Intestine group: found ortholog from another animal. Found an uptake. 80-90% were mitochondrial. Effort to clean up with PolyA purification didn't clean everything up. Liver group: found anti-hemorrhagic factor. Also overexposed in one of the unfed snakes. Lots of mitochondrial DNA.

Group that was looking at online resources that Todd Castoe had deposited. They figured out how to download one run, but not everything. Figured out how to search a sequence (query) within the sequences they had. No magic list of ~2000 genes that are differentially expressed. They have been requested to make a link to...

In class:

Looking at the geneResult folder in Bio343 folder in Excel. 25000 rows (each row for a gene). Question is, are there any transcripts for that gene. Need to normalize to how many genes we have, and how long each gene is. Why- if gene is long and it's randomly fragmented, there'll be overrepresentation for that gene. So, we're looking at the FPKM. Ran DESeq to get those numbers. No difference between gene_id and transcript_id(s) columns. DESeq is software package we used to normalize expression for all 12 samples, and it gave us normalized for length of gene per million reads. By downloading DESeq data, we don't have to go back to the main frame.

Python_analysis_LH_MC.R is the R code we'll use today. Follow instructions in Tues_Feb_2 file. Lines 2-5: installing packages, necessary set up. Only have to do this portion once. Output: The downloaded source packages are in ‘/private/var/folders/2l/0r9ptyrd53dc2vd9_m854jvh_c316v/T/RtmpPUEgdO/downloaded_packages’ Line 13: change macampbell to dymaghini Line 17: headcount: for each gene name, gives normalized number. Look at heat met: Fed and non fed are not necessarily clustered. Clustering was done based off of every single gene, which may not be the best way to cluster the samples.
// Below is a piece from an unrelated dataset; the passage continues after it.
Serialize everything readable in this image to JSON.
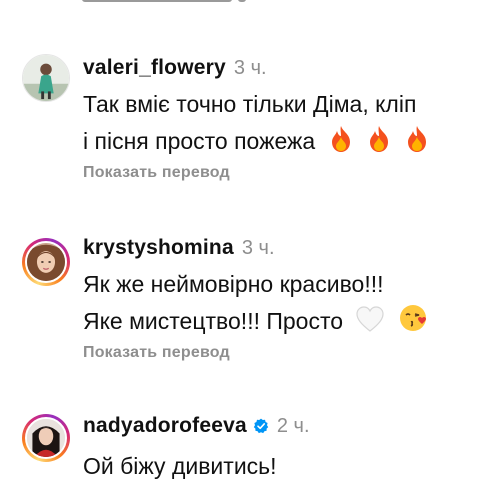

Challenge time: For the intestine, copy and paste any commands we need to line 55. Generate the next graph (compare fed to not fed). Line 14: have to change "geneResult" to "geneResultIntestine" (new folder) so that it's counting six files rather than all 12. Saving all of this gunk to deOut_intestine_fedvsintestnine_no.Rdata. Some other notes: change myQvals to pull from pal, not padj. Change file you're saving to, and change that name in the middle of myQvals variable assignment. In heat map.mark, change each=3 rather than 6 (each category has 3).